Imaging oceanic basins with wave equation and radiative transfer models

When seismic information is used to map Earth structures, a primary challenge is modelling the response of seismic wavefields to strong lateral variations in medium properties. These variations are especially relevant across oceanic basins with mixed continental-oceanic crust and including magmatic systems. These highly-scattering and absorption media produce stochastic signatures that are hard to separate from complex coherent reverberations due to shallow Moho. The discrimination between these two effects is fundamental for improving full-waveform techniques when imaging oceanic basins at regional and global scales. Here, we present a joint tomographic and modelling approach focusing on the ~1 Hz frequency band, where seismic scattering and attenuation mechanisms are predominantly resonant. Firstly, we image late-time coda attenuation as a marker of seismic absorption across the Italian peninsula and the Tyrrhenian Sea. Regional-scale data provide the ideal benchmark to explore the potential of attenuation imaging using radiative-transfer-derived sensitivity kernels in a mixed continental-oceanic crust.
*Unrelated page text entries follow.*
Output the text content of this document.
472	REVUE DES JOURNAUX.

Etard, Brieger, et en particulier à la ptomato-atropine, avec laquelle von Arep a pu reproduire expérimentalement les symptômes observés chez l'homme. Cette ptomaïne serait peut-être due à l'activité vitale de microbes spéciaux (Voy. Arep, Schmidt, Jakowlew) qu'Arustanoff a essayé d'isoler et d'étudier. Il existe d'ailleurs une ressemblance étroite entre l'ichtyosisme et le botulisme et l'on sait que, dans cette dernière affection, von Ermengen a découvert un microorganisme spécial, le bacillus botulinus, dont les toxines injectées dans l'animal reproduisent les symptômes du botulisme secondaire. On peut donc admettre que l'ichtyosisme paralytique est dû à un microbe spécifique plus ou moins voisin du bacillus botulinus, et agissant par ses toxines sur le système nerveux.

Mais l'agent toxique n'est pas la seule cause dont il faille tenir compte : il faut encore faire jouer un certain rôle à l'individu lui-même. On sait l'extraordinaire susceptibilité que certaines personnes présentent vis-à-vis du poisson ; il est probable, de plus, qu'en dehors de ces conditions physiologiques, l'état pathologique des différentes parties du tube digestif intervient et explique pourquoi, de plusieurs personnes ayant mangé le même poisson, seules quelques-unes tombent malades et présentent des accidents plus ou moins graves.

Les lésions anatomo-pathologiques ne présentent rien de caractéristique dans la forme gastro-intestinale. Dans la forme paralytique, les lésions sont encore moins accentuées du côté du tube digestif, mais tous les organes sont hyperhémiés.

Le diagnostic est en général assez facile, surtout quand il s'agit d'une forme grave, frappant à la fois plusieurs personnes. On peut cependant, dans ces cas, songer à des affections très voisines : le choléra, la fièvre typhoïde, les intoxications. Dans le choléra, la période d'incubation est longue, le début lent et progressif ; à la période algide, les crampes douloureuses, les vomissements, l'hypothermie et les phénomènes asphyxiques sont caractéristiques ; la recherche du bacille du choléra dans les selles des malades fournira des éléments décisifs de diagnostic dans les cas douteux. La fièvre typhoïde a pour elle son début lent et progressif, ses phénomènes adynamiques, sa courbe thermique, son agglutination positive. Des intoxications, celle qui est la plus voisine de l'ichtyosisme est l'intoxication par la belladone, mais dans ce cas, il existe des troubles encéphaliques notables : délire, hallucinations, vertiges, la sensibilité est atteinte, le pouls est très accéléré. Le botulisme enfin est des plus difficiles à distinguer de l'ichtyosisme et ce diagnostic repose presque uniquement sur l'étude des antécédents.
Then, we explore the response of seismic wavefield to structural variations combining coda-attenuation imaging with simulations based on radiative transfer and wave-equation modelling. The results provide evidence of intra-crustal reverberations and energy leakage in the mantle, finally being able to map Moho depths with regional earthquakes. This work is an ideal forward model of seismic wavefields recorded across the oceanic crust for future full-waveform inversions and imaging of crustal discontinuities.